Zwiesel. Der ganz große Knall ist ausgeblieben – zumindest wenn man die bundesweite Aufmerksamkeit als Maßstab nimmt. Nicht „Grand Dame“ Gloria Gray ist Nachfolgerin von Franz Xaver Steininger (FXS) im Zwieseler Rathaus geworden, sondern Karl-Heinz Eppinger. Der SPD-Mann überholte die parteifreie Kreisrätin, die nach dem ersten Wahldurchgang noch vorne lag, doch noch – und konnte sich mit 53,97 Prozent durchsetzen. Was bedeutet das nun für die von Krisen gebeutelte Glasstadt, die in den vergangenen Jahren mit kommunalpolitischem Hickhack für Schlagzeilen sorgte? Hat sie eine große Chance für einen Neustart verpasst? Oder kehrt nun endlich Ruhe ein?
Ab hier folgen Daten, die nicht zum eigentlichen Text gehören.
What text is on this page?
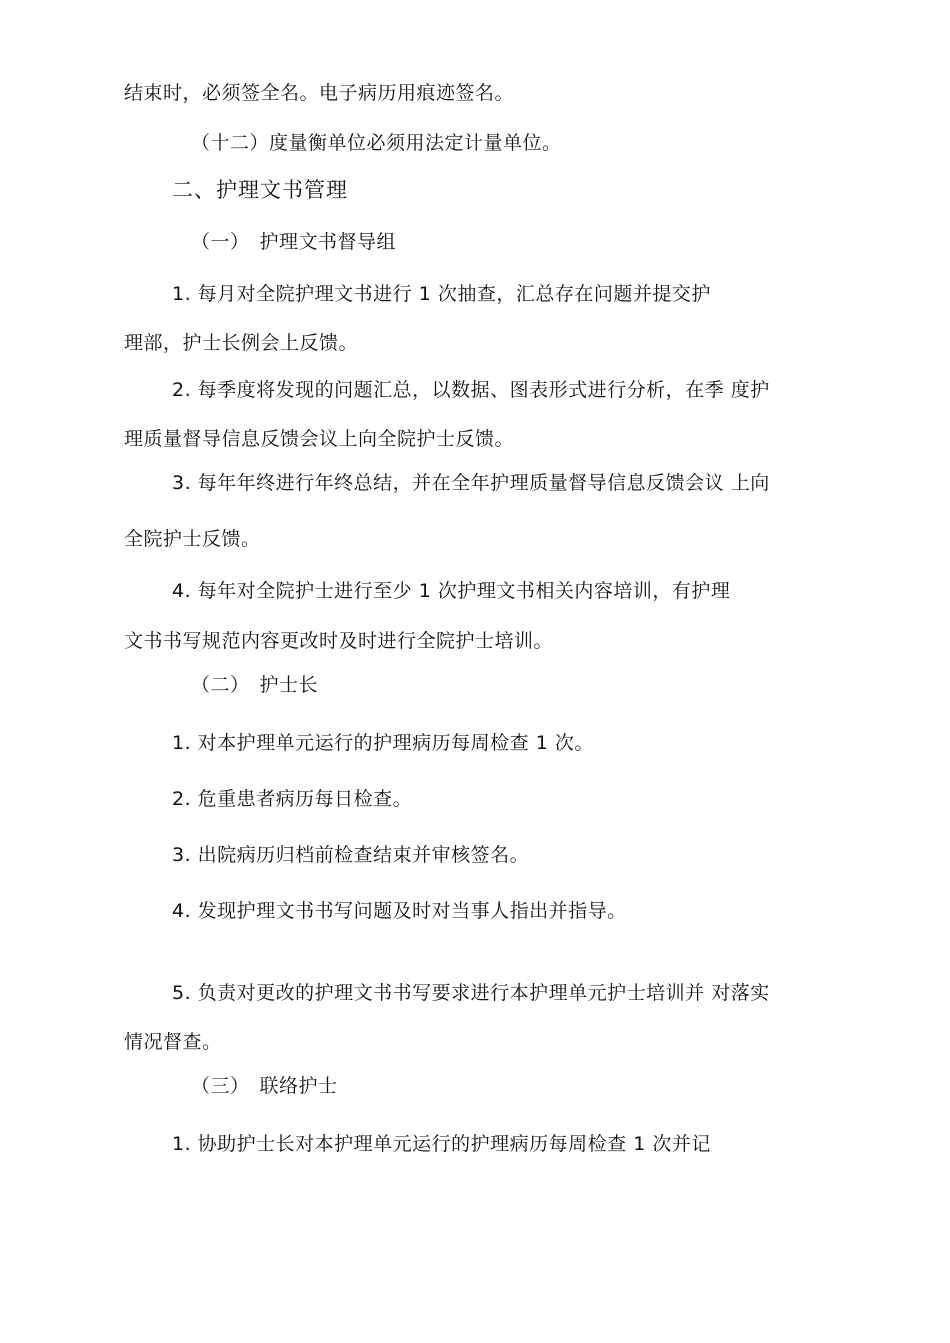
结束时，必须签全名。电子病历用痕迹签名。
（十二）度量衡单位必须用法定计量单位。
二、护理文书管理
（一）　护理文书督导组
1. 每月对全院护理文书进行 1 次抽查，汇总存在问题并提交护
理部，护士长例会上反馈。
2. 每季度将发现的问题汇总，以数据、图表形式进行分析，在季 度护
理质量督导信息反馈会议上向全院护士反馈。
3. 每年年终进行年终总结，并在全年护理质量督导信息反馈会议 上向
全院护士反馈。
4. 每年对全院护士进行至少 1 次护理文书相关内容培训，有护理
文书书写规范内容更改时及时进行全院护士培训。
（二）　护士长
1. 对本护理单元运行的护理病历每周检查 1 次。
2. 危重患者病历每日检查。
3. 出院病历归档前检查结束并审核签名。
4. 发现护理文书书写问题及时对当事人指出并指导。
5. 负责对更改的护理文书书写要求进行本护理单元护士培训并 对落实
情况督查。
（三）　联络护士
1. 协助护士长对本护理单元运行的护理病历每周检查 1 次并记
Was die Außenwirkung betrifft, hätte Gloria Gray – zumindest kurzfristig – wohl mehr erreicht für Zwiesel. Wäre die Entertainerin mit trans-identitärer Vergangenheit zur Bürgermeisterin gewählt worden, wären heute bundesweit die Gazetten voll mit dem Konterfei des blonden Paradiesvogels gewesen. Allen voran natürlich die Boulevard-Blätter, die natürlich schillernd und bunt mit der schillernden und bunten Rathaus-Chefin aufgemacht hätten. Diese Gratis-Werbung für Zwiesel in millionenfacher Auflage bleibt also aus. Genauso Grays Ideen vom Streichel-Zoo im Stadtpark, der „Z-Town“ für Jugendliche oder dem schönsten Bushäusl im Bayerwald. Sie hätte wohl vieles so angepackt, wie es für eine Bürgermeisterin wohl eher unüblich gewesen wäre (Stichwort: Frischer Wind!). Allerdings: Ist das nun gut oder schlecht?
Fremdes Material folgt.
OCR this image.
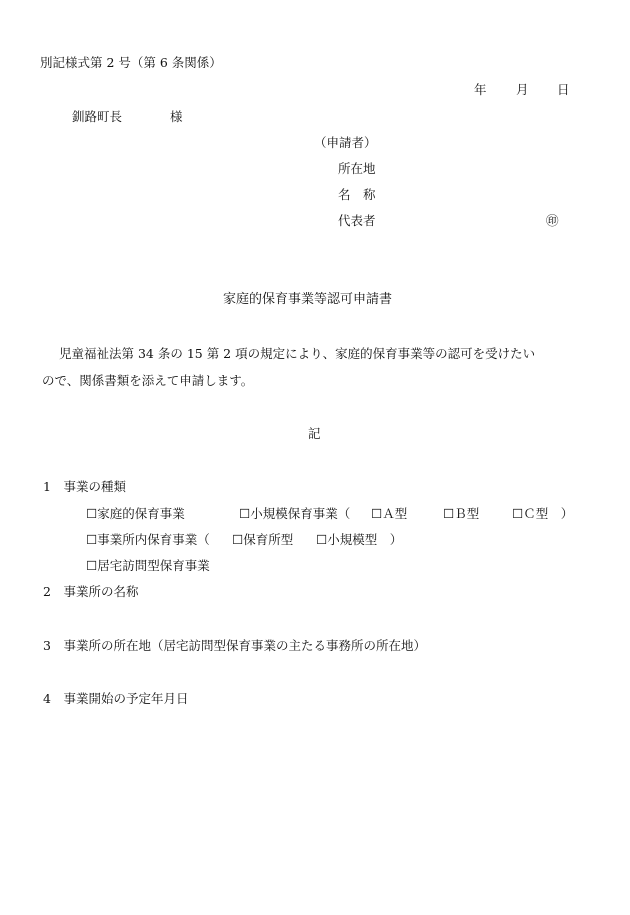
別記様式第 2 号（第 6 条関係）

年 月 日

釧路町長	様

（申請者）

所在地

名　称

代表者	㊞

家庭的保育事業等認可申請書

児童福祉法第 34 条の 15 第 2 項の規定により、家庭的保育事業等の認可を受けたい

ので、関係書類を添えて申請します。

記

1　事業の種類

☐家庭的保育事業	☐小規模保育事業（ ☐Ａ型	☐Ｂ型	☐Ｃ型　）

☐事業所内保育事業（ ☐保育所型 ☐小規模型　）

☐居宅訪問型保育事業

2　事業所の名称

3　事業所の所在地（居宅訪問型保育事業の主たる事務所の所在地）

4　事業開始の予定年月日
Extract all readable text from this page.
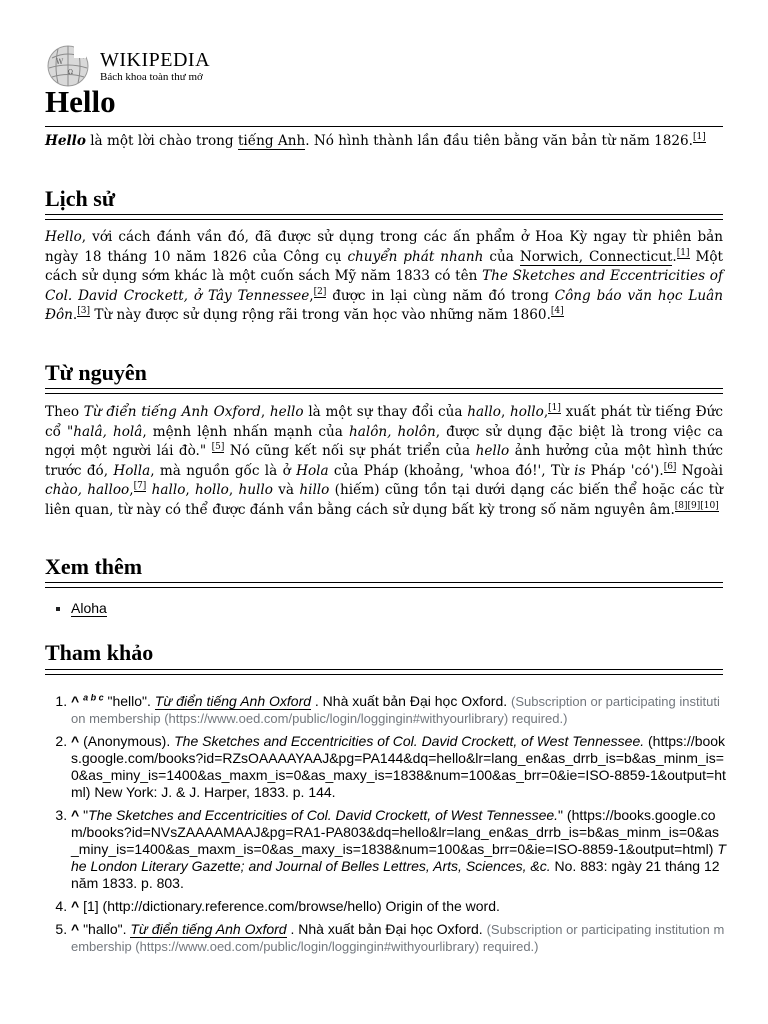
W
Ω
WIKIPEDIA
Bách khoa toàn thư mở
Hello

Hello là một lời chào trong tiếng Anh. Nó hình thành lần đầu tiên bằng văn bản từ năm 1826.[1]

Lịch sử

Hello, với cách đánh vần đó, đã được sử dụng trong các ấn phẩm ở Hoa Kỳ ngay từ phiên bản ngày 18 tháng 10 năm 1826 của Công cụ chuyển phát nhanh của Norwich, Connecticut.[1] Một cách sử dụng sớm khác là một cuốn sách Mỹ năm 1833 có tên The Sketches and Eccentricities of Col. David Crockett, ở Tây Tennessee,[2] được in lại cùng năm đó trong Công báo văn học Luân Đôn.[3] Từ này được sử dụng rộng rãi trong văn học vào những năm 1860.[4]

Từ nguyên

Theo Từ điển tiếng Anh Oxford, hello là một sự thay đổi của hallo, hollo,[1] xuất phát từ tiếng Đức cổ "halâ, holâ, mệnh lệnh nhấn mạnh của halôn, holôn, được sử dụng đặc biệt là trong việc ca ngợi một người lái đò." [5] Nó cũng kết nối sự phát triển của hello ảnh hưởng của một hình thức trước đó, Holla, mà nguồn gốc là ở Hola của Pháp (khoảng, 'whoa đó!', Từ is Pháp 'có').[6] Ngoài chào, halloo,[7] hallo, hollo, hullo và hillo (hiếm) cũng tồn tại dưới dạng các biến thể hoặc các từ liên quan, từ này có thể được đánh vần bằng cách sử dụng bất kỳ trong số năm nguyên âm.[8][9][10]

Xem thêm
▪ Aloha
Tham khảo
1. ^ $^{a b c}$ "hello". Từ điển tiếng Anh Oxford . Nhà xuất bản Đại học Oxford. (Subscription or participating institution membership (https://www.oed.com/public/login/loggingin#withyourlibrary) required.)
2. ^ (Anonymous). The Sketches and Eccentricities of Col. David Crockett, of West Tennessee. (https://books.google.com/books?id=RZsOAAAAYAAJ&pg=PA144&dq=hello&lr=lang_en&as_drrb_is=b&as_minm_is=0&as_miny_is=1400&as_maxm_is=0&as_maxy_is=1838&num=100&as_brr=0&ie=ISO-8859-1&output=html) New York: J. & J. Harper, 1833. p. 144.
3. ^ "The Sketches and Eccentricities of Col. David Crockett, of West Tennessee." (https://books.google.com/books?id=NVsZAAAAMAAJ&pg=RA1-PA803&dq=hello&lr=lang_en&as_drrb_is=b&as_minm_is=0&as_miny_is=1400&as_maxm_is=0&as_maxy_is=1838&num=100&as_brr=0&ie=ISO-8859-1&output=html) The London Literary Gazette; and Journal of Belles Lettres, Arts, Sciences, &c. No. 883: ngày 21 tháng 12 năm 1833. p. 803.
4. ^ [1] (http://dictionary.reference.com/browse/hello) Origin of the word.
5. ^ "hallo". Từ điển tiếng Anh Oxford . Nhà xuất bản Đại học Oxford. (Subscription or participating institution membership (https://www.oed.com/public/login/loggingin#withyourlibrary) required.)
Haben die Zwieseler den Glauben an ihre Stadtpolitik verloren?
Während weit über die Regener Landkreisgrenzen hinaus seit dem ersten Wahldurchgang am 4. Dezember das mediale Rampenlicht eben wegen Gloria Gray auf die Glasstadt gerichtet war, hatten die Bürger selbst offensichtlich nur wenig Interesse daran zu bestimmen, wer künftig die Zügel in ihrer Kommune in der Hand hält. Bei der Stichwahl lag die Wahlbeteiligung nur bei 57,05 Prozent – und wies somit einen ähnlich schwachen Wert wie vor zwei Wochen (61,02 Prozent) auf. Haben die Zwieseler den Glauben nach der FXS-Ära an die Stadtpolitik endgültig verloren? Oder war das personelle Angebot derart unattraktiv, dass es keiner in Anspruch nehmen wollte? Darüber darf spekuliert werden.
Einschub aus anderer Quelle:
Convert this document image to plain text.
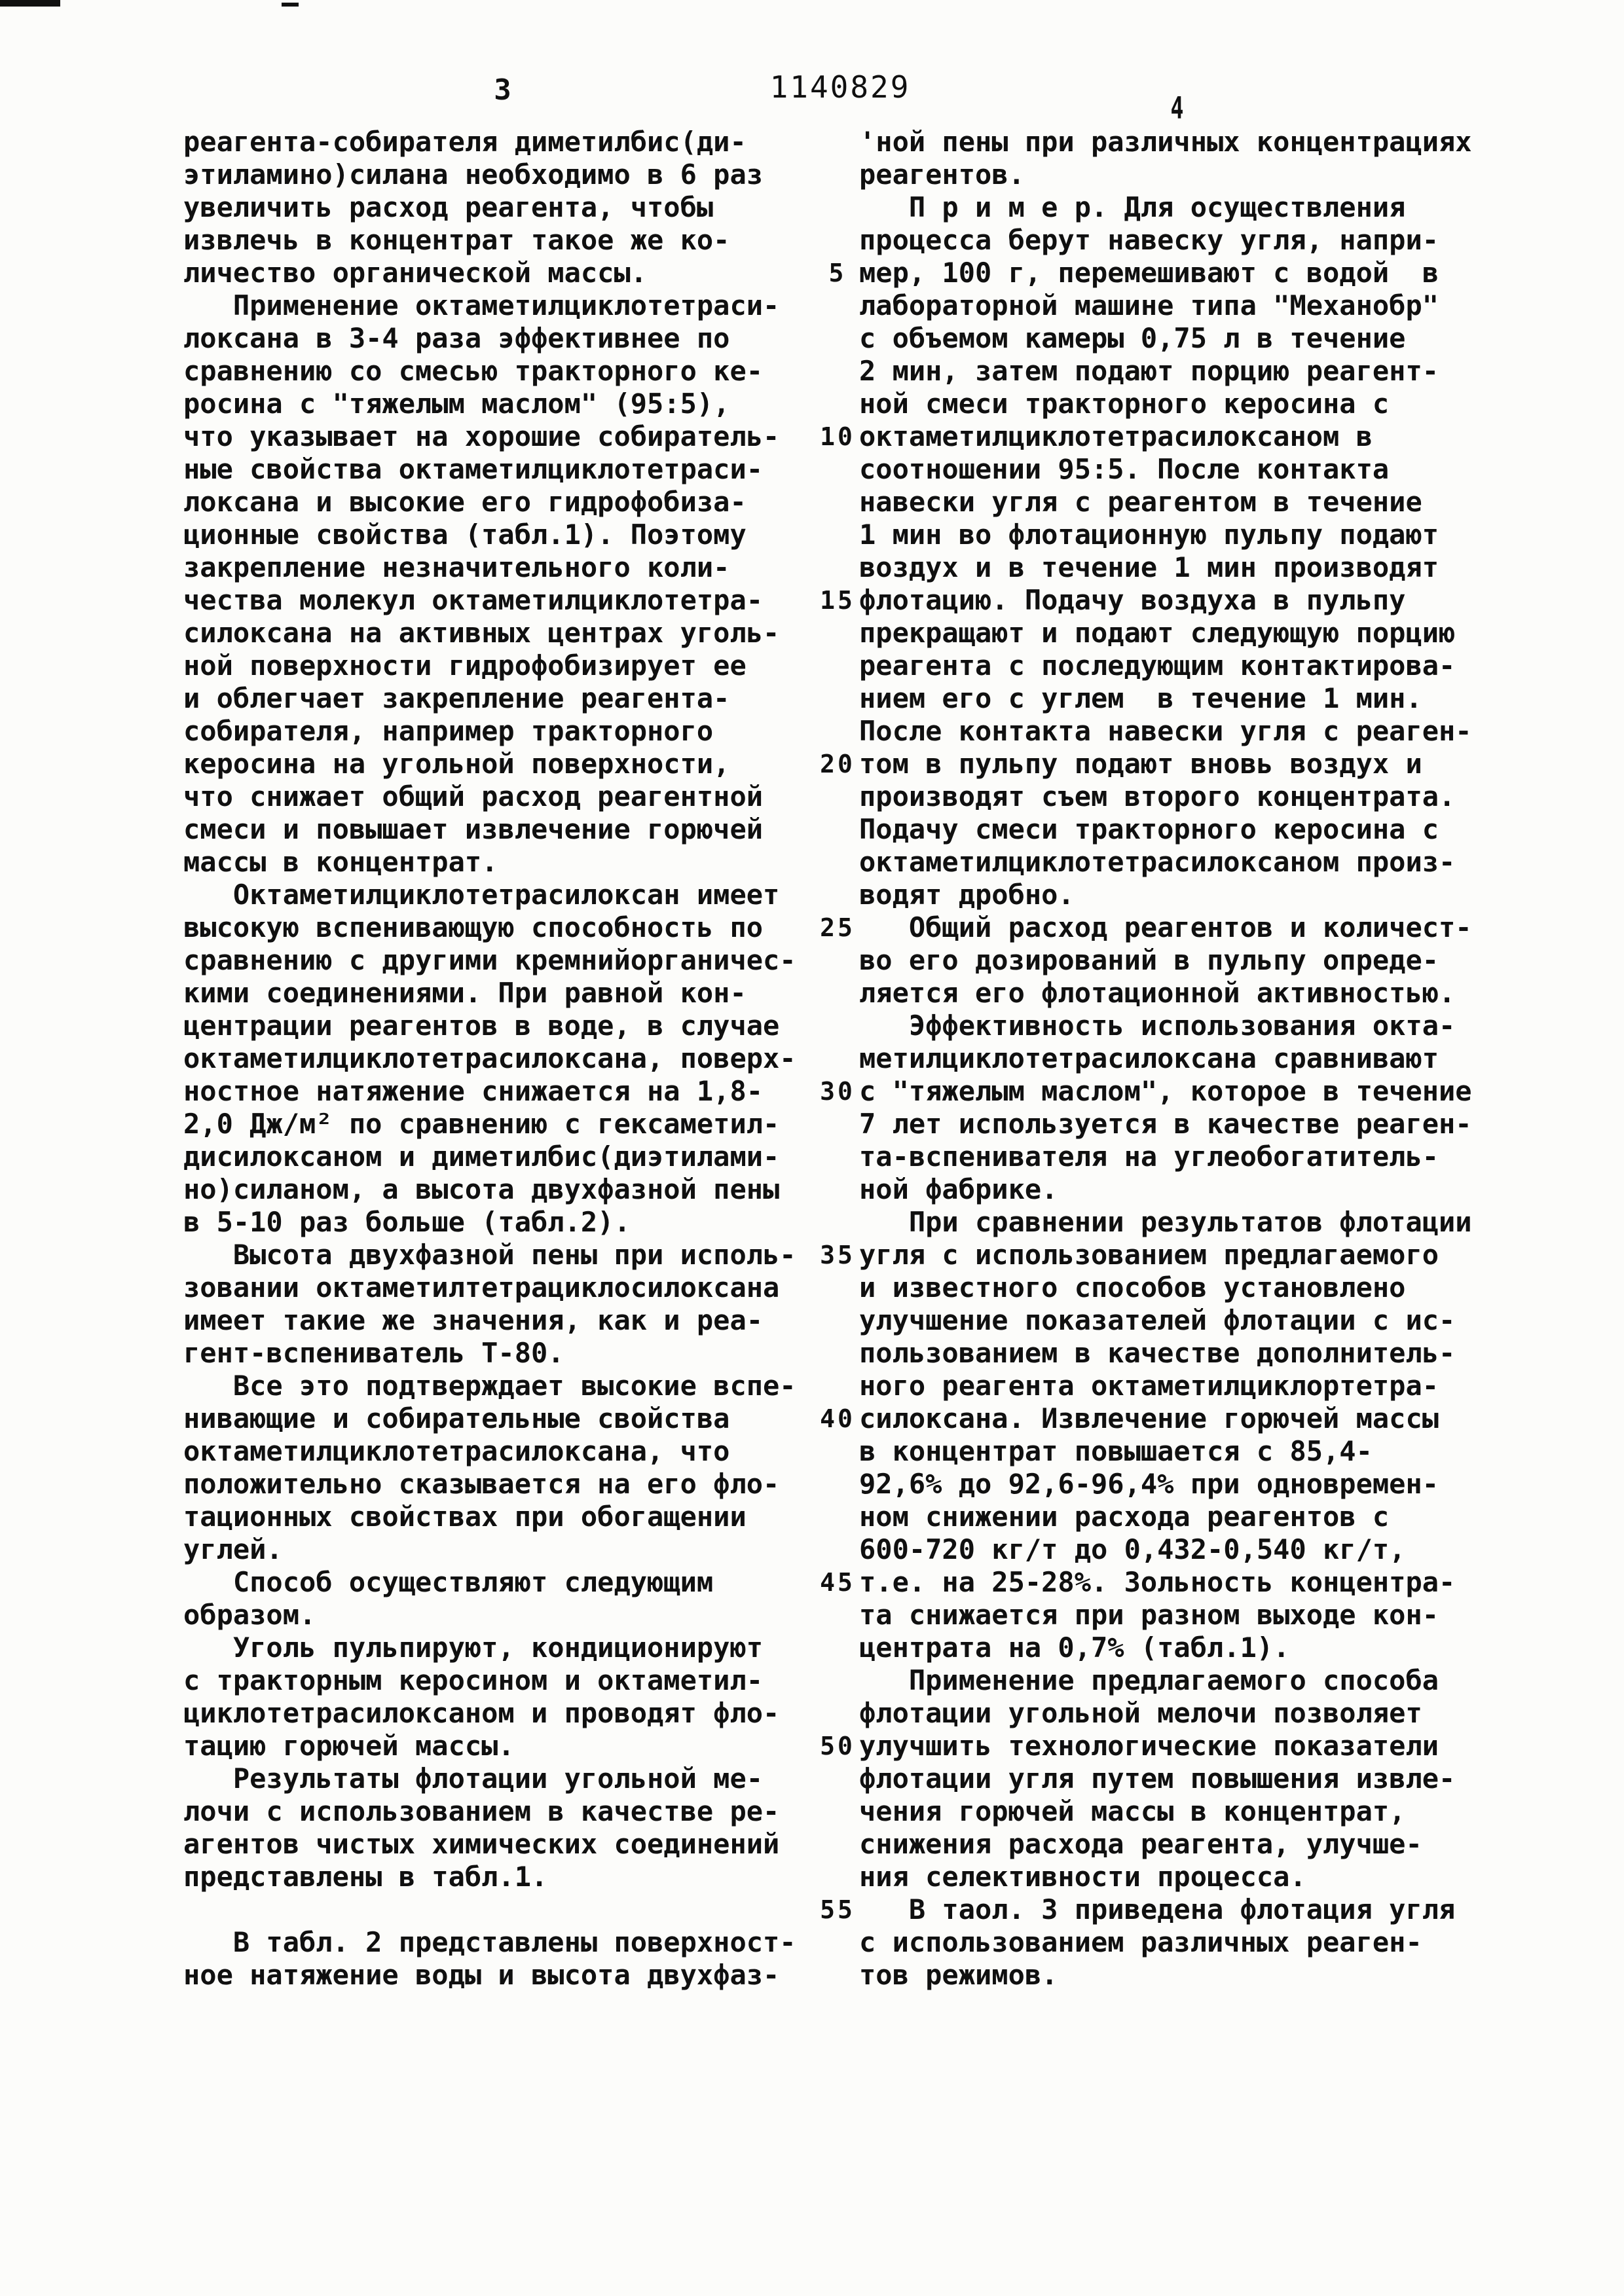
3	1140829
4
реагента-собирателя диметилбис(ди-
этиламино)силана необходимо в 6 раз
увеличить расход реагента, чтобы
извлечь в концентрат такое же ко-
личество органической массы.
Применение октаметилциклотетраси-
локсана в 3-4 раза эффективнее по
сравнению со смесью тракторного ке-
росина с "тяжелым маслом" (95:5),
что указывает на хорошие собиратель-
ные свойства октаметилциклотетраси-
локсана и высокие его гидрофобиза-
ционные свойства (табл.1). Поэтому
закрепление незначительного коли-
чества молекул октаметилциклотетра-
силоксана на активных центрах уголь-
ной поверхности гидрофобизирует ее
и облегчает закрепление реагента-
собирателя, например тракторного
керосина на угольной поверхности,
что снижает общий расход реагентной
смеси и повышает извлечение горючей
массы в концентрат.
Октаметилциклотетрасилоксан имеет
высокую вспенивающую способность по
сравнению с другими кремнийорганичес-
кими соединениями. При равной кон-
центрации реагентов в воде, в случае
октаметилциклотетрасилоксана, поверх-
ностное натяжение снижается на 1,8-
2,0 Дж/м² по сравнению с гексаметил-
дисилоксаном и диметилбис(диэтилами-
но)силаном, а высота двухфазной пены
в 5-10 раз больше (табл.2).
Высота двухфазной пены при исполь-
зовании октаметилтетрациклосилоксана
имеет такие же значения, как и реа-
гент-вспениватель Т-80.
Все это подтверждает высокие вспе-
нивающие и собирательные свойства
октаметилциклотетрасилоксана, что
положительно сказывается на его фло-
тационных свойствах при обогащении
углей.
Способ осуществляют следующим
образом.
Уголь пульпируют, кондиционируют
с тракторным керосином и октаметил-
циклотетрасилоксаном и проводят фло-
тацию горючей массы.
Результаты флотации угольной ме-
лочи с использованием в качестве ре-
агентов чистых химических соединений
представлены в табл.1.
В табл. 2 представлены поверхност-
ное натяжение воды и высота двухфаз-
5
10
15
20
25
30
35
40
45
50
55
'ной пены при различных концентрациях
реагентов.
П р и м е р. Для осуществления
процесса берут навеску угля, напри-
мер, 100 г, перемешивают с водой  в
лабораторной машине типа "Механобр"
с объемом камеры 0,75 л в течение
2 мин, затем подают порцию реагент-
ной смеси тракторного керосина с
октаметилциклотетрасилоксаном в
соотношении 95:5. После контакта
навески угля с реагентом в течение
1 мин во флотационную пульпу подают
воздух и в течение 1 мин производят
флотацию. Подачу воздуха в пульпу
прекращают и подают следующую порцию
реагента с последующим контактирова-
нием его с углем  в течение 1 мин.
После контакта навески угля с реаген-
том в пульпу подают вновь воздух и
производят съем второго концентрата.
Подачу смеси тракторного керосина с
октаметилциклотетрасилоксаном произ-
водят дробно.
Общий расход реагентов и количест-
во его дозирований в пульпу опреде-
ляется его флотационной активностью.
Эффективность использования окта-
метилциклотетрасилоксана сравнивают
с "тяжелым маслом", которое в течение
7 лет используется в качестве реаген-
та-вспенивателя на углеобогатитель-
ной фабрике.
При сравнении результатов флотации
угля с использованием предлагаемого
и известного способов установлено
улучшение показателей флотации с ис-
пользованием в качестве дополнитель-
ного реагента октаметилциклортетра-
силоксана. Извлечение горючей массы
в концентрат повышается с 85,4-
92,6% до 92,6-96,4% при одновремен-
ном снижении расхода реагентов с
600-720 кг/т до 0,432-0,540 кг/т,
т.е. на 25-28%. Зольность концентра-
та снижается при разном выходе кон-
центрата на 0,7% (табл.1).
Применение предлагаемого способа
флотации угольной мелочи позволяет
улучшить технологические показатели
флотации угля путем повышения извле-
чения горючей массы в концентрат,
снижения расхода реагента, улучше-
ния селективности процесса.
В таол. 3 приведена флотация угля
с использованием различных реаген-
тов режимов.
Nun also Karl-Heinz Eppinger. Auf den ersten Blick die solidere Lösung, die ähnlich wie seine Mitbewerber Kagerbauer, Schlüter und Haase im sportlichen Bereich beheimatet ist. Der 50-Jährige braucht sich nun jedenfalls nicht mit unzähligen, nach Sensationen gierenden Journalisten von Irgendwoher auseinandersetzen. Er kann sich bis zum Start als Rathaus-Chef am 23. Februar 2022 voll und ganz auf die da kommenden Kernaufgaben einstimmen und sich überlegen, wie er seine Ziele umsetzen kann. Allerdings: Ist das nun gut oder schlecht?
Also doch ein Neustart?
Antworten auf die Fragen, die sich nach der Zwiesel-Wahl auftun, wird es erst nach einiger Zeit geben. Politische Erfahrung hat Karl-Heinz Eppinger wenig bis gar nicht vorzuweisen – noch weniger als Gloria Gray, die immerhin dem Kreisrat angehört. Zwiesel hat sich scheinbar bewusst dafür entschieden, auf „Stallgeruch“ zu verzichten, den vor allem Jens Schlüter verbreitet hätte. Also gibt’s mit Karl-Heinz Eppinger nun doch einen Neustart? Oder tatsächlich eine verpasste Chance?